Ignoring for a moment my initial snark about going to a feminist conference to pick up women, the marketing language employed is actually quite intriguing. After all, since the “F” in JOFA stands for “Feminist” it does seem odd that JOFA would so blatantly be expanding its target demographic to the point of even diminishing the importance of “Feminist.”

I do have a conjecture, which if true, would make this year’s conference particularly fascinating. Specifically, most of the stated goals of JOFA have either been accomplished or have been taken over by other organizations. Women’s participation in the synagogue not only continues to grow, but it is becoming more normalized in the Modern Orthodox world as opposed to an anomalous fringe. Furthermore, with the newly ordained Maharats, Jewish women are now assuming formal religious leadership positions within Orthodox synagogues and communities. With these advancements over the past 10 years, it would be interesting to see how JOFA answers the question “what next?” After all, simply advocating for “more of the same” is hardly a way to energize one’s base, let alone attract the next generation of woman, many of whom cannot appreciate how much needed to be done by others to provide what they take for granted.

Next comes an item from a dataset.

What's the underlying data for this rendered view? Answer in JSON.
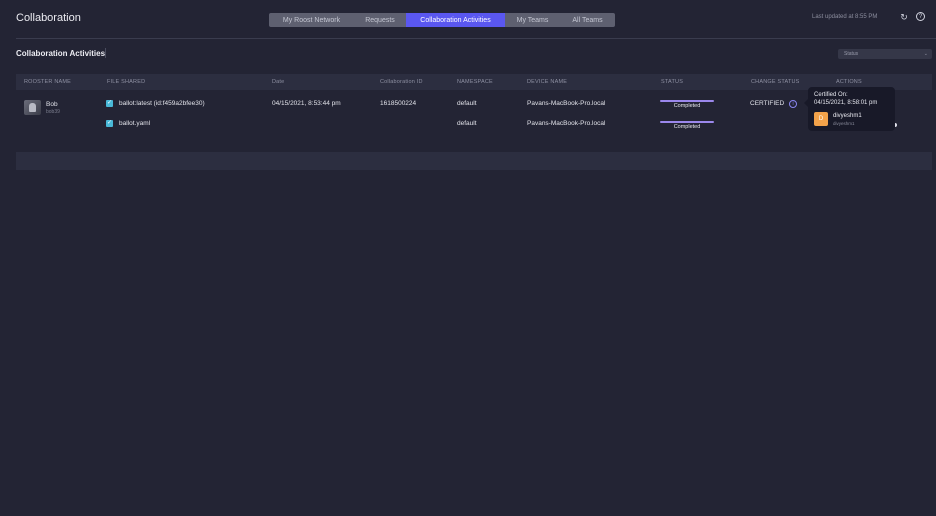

My sense is by expanding beyond the limits of “Feminism” JOFA can attract not only this new generation of feminists (men and women) but also those who for various reasons are uncomfortable or disenchanted with “feminism” and its implications or those who think that the feminist movement has done all it can within the confines of “Orthodoxy.”

At any rate, I personally am looking forward to attending the conference – if nothing else than to see for myself where Orthodox Feminism may be heading in light of its successes.